LE QUOTIDIEN DU PHARMACIEN.- Le recours au découvert bancaire est bien souvent la seule solution qu’ont les pharmaciens lourdement endettés pour faire face à leurs échéances. Est-ce la bonne solution ?
PHILIPPE BECKER.- Actuellement, la part des pharmaciens qui connaissent les affres des fins de mois difficiles est en forte augmentation. Dire que le découvert est une bonne chose, certainement pas ! Mais c’est souvent la seule solution. Le découvert, c’est le symptôme de problèmes de gestion divers et variés qui s’amplifient aujourd’hui du fait de la faible croissance des chiffres d’affaires. La bonne décision à prendre est de rechercher les causes pour trouver la ou les solutions. En effet, le découvert n’est pas un mode de financement normal pour une officine.

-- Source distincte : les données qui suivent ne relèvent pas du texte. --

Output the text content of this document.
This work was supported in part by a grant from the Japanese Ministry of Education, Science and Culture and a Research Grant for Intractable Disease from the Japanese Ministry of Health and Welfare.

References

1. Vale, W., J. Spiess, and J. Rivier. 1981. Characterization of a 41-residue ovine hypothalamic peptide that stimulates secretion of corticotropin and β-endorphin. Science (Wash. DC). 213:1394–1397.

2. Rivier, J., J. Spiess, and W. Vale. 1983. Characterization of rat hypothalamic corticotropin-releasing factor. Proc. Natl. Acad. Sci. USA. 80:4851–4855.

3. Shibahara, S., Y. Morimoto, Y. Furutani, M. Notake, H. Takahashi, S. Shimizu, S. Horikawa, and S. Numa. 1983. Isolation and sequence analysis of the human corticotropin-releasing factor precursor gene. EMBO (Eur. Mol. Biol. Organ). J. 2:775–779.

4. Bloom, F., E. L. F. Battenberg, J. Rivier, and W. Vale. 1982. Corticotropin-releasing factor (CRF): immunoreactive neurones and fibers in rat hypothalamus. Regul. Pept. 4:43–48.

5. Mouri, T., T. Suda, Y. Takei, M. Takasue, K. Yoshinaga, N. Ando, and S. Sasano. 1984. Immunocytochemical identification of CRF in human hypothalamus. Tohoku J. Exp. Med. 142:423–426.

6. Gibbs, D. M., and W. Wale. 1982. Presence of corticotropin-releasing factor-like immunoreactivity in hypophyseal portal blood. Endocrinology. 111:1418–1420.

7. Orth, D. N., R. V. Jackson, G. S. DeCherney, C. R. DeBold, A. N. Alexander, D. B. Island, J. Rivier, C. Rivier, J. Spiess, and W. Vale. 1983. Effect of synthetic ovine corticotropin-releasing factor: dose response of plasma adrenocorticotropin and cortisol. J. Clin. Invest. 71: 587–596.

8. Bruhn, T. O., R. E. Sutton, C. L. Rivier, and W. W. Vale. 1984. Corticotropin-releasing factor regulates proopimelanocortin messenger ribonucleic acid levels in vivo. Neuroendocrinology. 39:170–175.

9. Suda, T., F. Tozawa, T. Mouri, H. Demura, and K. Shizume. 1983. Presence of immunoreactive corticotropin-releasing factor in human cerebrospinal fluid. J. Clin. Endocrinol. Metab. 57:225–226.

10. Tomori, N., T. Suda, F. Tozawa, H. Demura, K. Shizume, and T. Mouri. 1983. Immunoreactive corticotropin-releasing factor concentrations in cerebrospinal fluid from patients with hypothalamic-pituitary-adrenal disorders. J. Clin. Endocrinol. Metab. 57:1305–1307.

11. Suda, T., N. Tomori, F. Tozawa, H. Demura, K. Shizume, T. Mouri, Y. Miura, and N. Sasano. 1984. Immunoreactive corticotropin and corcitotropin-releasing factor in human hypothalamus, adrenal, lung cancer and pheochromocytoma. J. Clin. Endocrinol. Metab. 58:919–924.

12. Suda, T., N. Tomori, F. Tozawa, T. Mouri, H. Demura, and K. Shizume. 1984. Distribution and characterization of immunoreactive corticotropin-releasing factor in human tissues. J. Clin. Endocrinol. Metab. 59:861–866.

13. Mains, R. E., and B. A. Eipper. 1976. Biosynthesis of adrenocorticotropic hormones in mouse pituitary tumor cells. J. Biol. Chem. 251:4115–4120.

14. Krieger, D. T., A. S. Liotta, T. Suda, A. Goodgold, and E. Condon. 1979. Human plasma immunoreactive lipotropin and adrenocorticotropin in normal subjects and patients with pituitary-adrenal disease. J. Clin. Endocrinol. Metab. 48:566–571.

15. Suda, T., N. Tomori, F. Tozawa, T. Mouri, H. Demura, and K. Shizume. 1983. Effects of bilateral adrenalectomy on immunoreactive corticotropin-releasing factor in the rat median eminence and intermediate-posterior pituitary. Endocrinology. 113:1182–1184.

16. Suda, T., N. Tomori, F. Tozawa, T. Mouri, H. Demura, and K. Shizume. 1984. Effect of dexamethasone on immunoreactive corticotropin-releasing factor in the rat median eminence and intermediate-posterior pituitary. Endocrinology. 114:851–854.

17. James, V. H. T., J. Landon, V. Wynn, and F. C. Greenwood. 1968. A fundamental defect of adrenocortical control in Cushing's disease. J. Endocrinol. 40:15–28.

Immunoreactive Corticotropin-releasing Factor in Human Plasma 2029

Pouvez-vous nous expliquer pourquoi ?
CHRISTIAN NOUVEL.- Tout simplement parce que le découvert bancaire peut toujours être remis en cause, et à tout moment, par la banque du pharmacien. Certes, il y a un délai de prévenance - de 60 jours - mais qui est particulièrement court et qui ne permet pas, en général, de trouver une option alternative. Ajoutons que le découvert est un mode de financement ruineux - puisque le taux est compris entre 10 et 13 % -, et qui finit par creuser encore plus la trésorerie de l’officine. Le découvert est donc un piège qui séduit par sa facilité d’utilisation dans les limites contractuelles fixées par la banque, mais qui devient vite une forme d’addiction dangereuse.
Quand faut-il s’inquiéter ?
PHILIPPE BECKER.- Dès que le découvert apparaît de façon régulière. Comme le dit le slogan : dès les premiers symptômes, il faut se poser les bonnes questions. Cela signifie qu’il faut faire un point avec son cabinet comptable pour faire une estimation de la trésorerie prévisionnelle. L’idée est d’éviter de dépasser le plafond autorisé par la banque et de vivre seulement avec ce que l’on appelle communément un incident bancaire. La deuxième étape est d’analyser les causes, qui peuvent être multiples. En général, il y a d’ailleurs une cause principale et des causes secondaires.
Justement, quelles sont les causes principales du découvert ?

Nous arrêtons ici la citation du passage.